Orthographic brittleness, especially in unfamiliar scripts, suggests that token-level generation is strongly conditioned by frequency statistics from pretraining corpora, limiting generalization to new language forms. Exact-match evaluation highlights systematic inflation by standard overlap metrics, especially as complexity or novelty increases, necessitating more rigorous metrics in practical evaluation.
Theoretically, this work supports a dual-bottleneck model for ICMT: symbolic rule induction and token-level robustness for unfamiliar representations. Practically, it underscores that expansion to truly low-resource languages will require advances in symbolic reasoning and robust handling of novel scripts.
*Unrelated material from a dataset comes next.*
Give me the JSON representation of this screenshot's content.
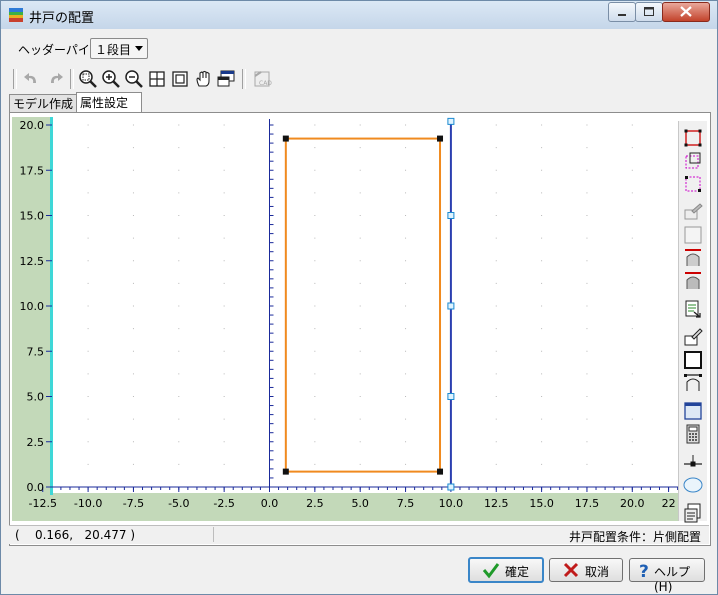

Future development in AI translation systems will need to address these bottlenecks, likely by augmenting grammar-informed symbolic reasoning, enhancing robustness to unfamiliar orthographies, and integrating mechanisms for reliable cross-linguistic morphological mapping. A hybrid approach leveraging few-shot examples alongside grammatical descriptions may mitigate current shortcomings.
Conclusion
This paper provides a formal, principled and quantitative evaluation of ICMT via SCFG transduction, revealing that LLMs' ability to translate using in-context grammars is real, but strongly limited by complexity and orthographic novelty. The work establishes methodological standards for isolating symbolic reasoning in translation and identifies critical directions for overcoming representational bottlenecks in general-purpose translation systems.